In this case the report about analysis of three products manufactured by PDA Sim Company. There are pricing strategies adopted by the company and presentation of each product in the market has been analyzed. The PDA Sim introduced products are Handheld X5, Handheld X6 and Handheld X7. Products X5 come in the market for three years and customers are providing good respond. The maturity stage of this product of a product-life cycle and repeat customers tend to go above new customers. Product X6 was comes in the market for 2 years ago and is at the shakeout stage of the product-life cycle. These product customers are also new customers or repeat customers.
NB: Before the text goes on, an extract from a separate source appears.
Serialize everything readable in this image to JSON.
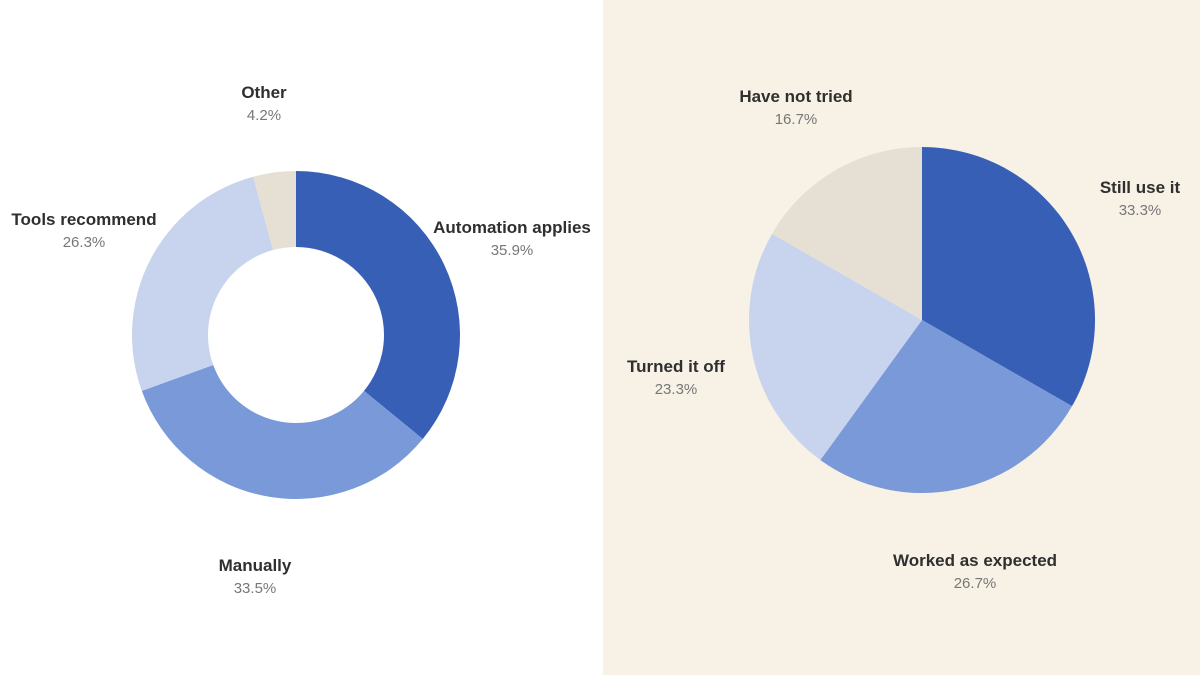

Product X7 was introduced a year ago and is at the growth stage and customers for this product are new customers. There are product-life cycles of the three products shows all the three products have an increasing sales volume at the opening as this pattern declines, assume a raised land shape and later declines with time. In this case new customers are introduced products in the market other than repeat customers continues the product existing in the market.

Conclusion

In review of the analysis we can say that if any product has negative operating income should be stopped from the manufacture system because the costs acquired by the business be more than the produced revenues and if any product has positive operating income should be continued from the manufacture because the costs acquired by the business be less than the produced revenues.

Reference List

Chapter 3: Cost-volume-profit analysis. (2004). Web.

Lister, J. (2010). What is CVP analysis. Wise Geek.

The product life cycle. (2010). Marketing Teacher.Com. Web.